I walked back into the cafe only to be greeted by the curious looks of customers who couldn’t believe I’d just exploded and cussed out a teenage boy.
Then it hit me: I’d just exploded and cussed out a teenage boy. And I’d done so over a toy gun. What was I thinking? How could my anger have gotten so out of control?
The incensive power is the part of the soul that experiences extreme emotions. As the glossary to the Philokalia puts it, the incensive power “often manifests itself as wrath or anger” but “can be more generally defined as the force provoking vehement feelings.” It can be positive or negative. The positive use of the incensive power is to repel evil thoughts or rebuke demonic attacks.
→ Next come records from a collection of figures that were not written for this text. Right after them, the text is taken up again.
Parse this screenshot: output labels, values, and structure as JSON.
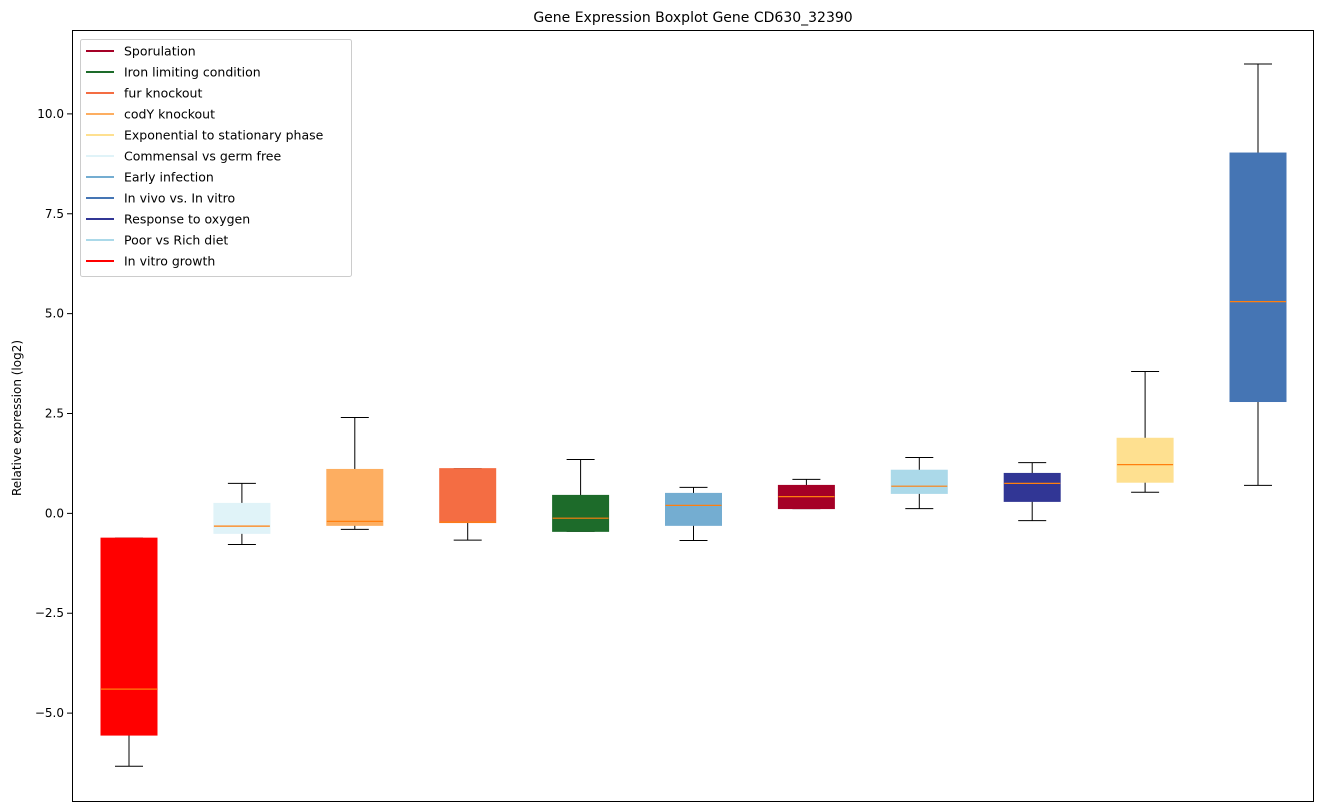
{
  "chart_data": {
    "type": "boxplot",
    "title": "Gene Expression Boxplot Gene CD630_32390",
    "xlabel": "",
    "ylabel": "Relative expression (log2)",
    "ylim": [
      -7.2,
      12.1
    ],
    "yticks": [
      -5.0,
      -2.5,
      0.0,
      2.5,
      5.0,
      7.5,
      10.0
    ],
    "ytick_labels": [
      "−5.0",
      "−2.5",
      "0.0",
      "2.5",
      "5.0",
      "7.5",
      "10.0"
    ],
    "show_xticks": false,
    "grid": false,
    "legend_position": "upper-left",
    "legend": [
      {
        "label": "Sporulation",
        "color": "#a50026"
      },
      {
        "label": "Iron limiting condition",
        "color": "#1d6b2a"
      },
      {
        "label": "fur knockout",
        "color": "#f46d43"
      },
      {
        "label": "codY knockout",
        "color": "#fdae61"
      },
      {
        "label": "Exponential to stationary phase",
        "color": "#fee090"
      },
      {
        "label": "Commensal vs germ free",
        "color": "#e0f3f8"
      },
      {
        "label": "Early infection",
        "color": "#74add1"
      },
      {
        "label": "In vivo vs. In vitro",
        "color": "#4575b4"
      },
      {
        "label": "Response to oxygen",
        "color": "#313695"
      },
      {
        "label": "Poor vs Rich diet",
        "color": "#abd9e9"
      },
      {
        "label": "In vitro growth",
        "color": "#ff0000"
      }
    ],
    "median_color": "#ff7f0e",
    "boxes": [
      {
        "series": "In vitro growth",
        "color": "#ff0000",
        "whisker_low": -6.33,
        "q1": -5.55,
        "median": -4.4,
        "q3": -0.62,
        "whisker_high": -0.62
      },
      {
        "series": "Commensal vs germ free",
        "color": "#e0f3f8",
        "whisker_low": -0.78,
        "q1": -0.5,
        "median": -0.32,
        "q3": 0.25,
        "whisker_high": 0.75
      },
      {
        "series": "codY knockout",
        "color": "#fdae61",
        "whisker_low": -0.4,
        "q1": -0.3,
        "median": -0.2,
        "q3": 1.1,
        "whisker_high": 2.4
      },
      {
        "series": "fur knockout",
        "color": "#f46d43",
        "whisker_low": -0.67,
        "q1": -0.23,
        "median": -0.22,
        "q3": 1.12,
        "whisker_high": 1.12
      },
      {
        "series": "Iron limiting condition",
        "color": "#1d6b2a",
        "whisker_low": -0.45,
        "q1": -0.45,
        "median": -0.12,
        "q3": 0.45,
        "whisker_high": 1.35
      },
      {
        "series": "Early infection",
        "color": "#74add1",
        "whisker_low": -0.68,
        "q1": -0.3,
        "median": 0.2,
        "q3": 0.5,
        "whisker_high": 0.65
      },
      {
        "series": "Sporulation",
        "color": "#a50026",
        "whisker_low": 0.12,
        "q1": 0.12,
        "median": 0.42,
        "q3": 0.7,
        "whisker_high": 0.85
      },
      {
        "series": "Poor vs Rich diet",
        "color": "#abd9e9",
        "whisker_low": 0.12,
        "q1": 0.5,
        "median": 0.68,
        "q3": 1.08,
        "whisker_high": 1.4
      },
      {
        "series": "Response to oxygen",
        "color": "#313695",
        "whisker_low": -0.18,
        "q1": 0.3,
        "median": 0.75,
        "q3": 1.0,
        "whisker_high": 1.27
      },
      {
        "series": "Exponential to stationary phase",
        "color": "#fee090",
        "whisker_low": 0.53,
        "q1": 0.78,
        "median": 1.22,
        "q3": 1.88,
        "whisker_high": 3.55
      },
      {
        "series": "In vivo vs. In vitro",
        "color": "#4575b4",
        "whisker_low": 0.7,
        "q1": 2.8,
        "median": 5.3,
        "q3": 9.02,
        "whisker_high": 11.25
      }
    ]
  }
}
To put it another way, we use the incensive power correctly when – and only when – we are angry at the things that anger God.
For the writers of the Philokalia, the incensive power was given to us as a defense against sin. Using the example of temptations to unchastity, Evagrios writes, “Our incensive power is also a good defence against this demon. When it is directed against evil thoughts of this kind, such power fills the demon with fear and destroys his designs. And this is the meaning of the statement: ‘Be angry, and do not sin’ (Ps. 4:4)” (On Discrimination, section 15, p. 47). To “be angry and not sin” is to be angry at sin, beginning within oneself. This is why St. Isaiah the Solitary could write, “Without anger a man cannot attain purity: he has to feel angry with all that is sown in him by the enemy.” (On Guarding the Intellect, section 1, p. 22)
What would have angered God in this situation? My internal fuming and my uncontrolled reaction, surely. Would God be angry the boy? Maybe. But I think there were many other elements in this situation that anger God: The fact that a toy had been made in the image of an instrument of death. The racial and economic oppression this young man has already experienced in his short life. The fact that the color of his skin made me more likely to assume the gun was real. A proper use of my incensive power would have meant for me to rebuke the angry response within me, to rebuke the fear and insecurity that I felt, to rebuke my latent prejudices, to take the log out of my own eye before attempting to point out the speck in this young man’s. Lord have mercy.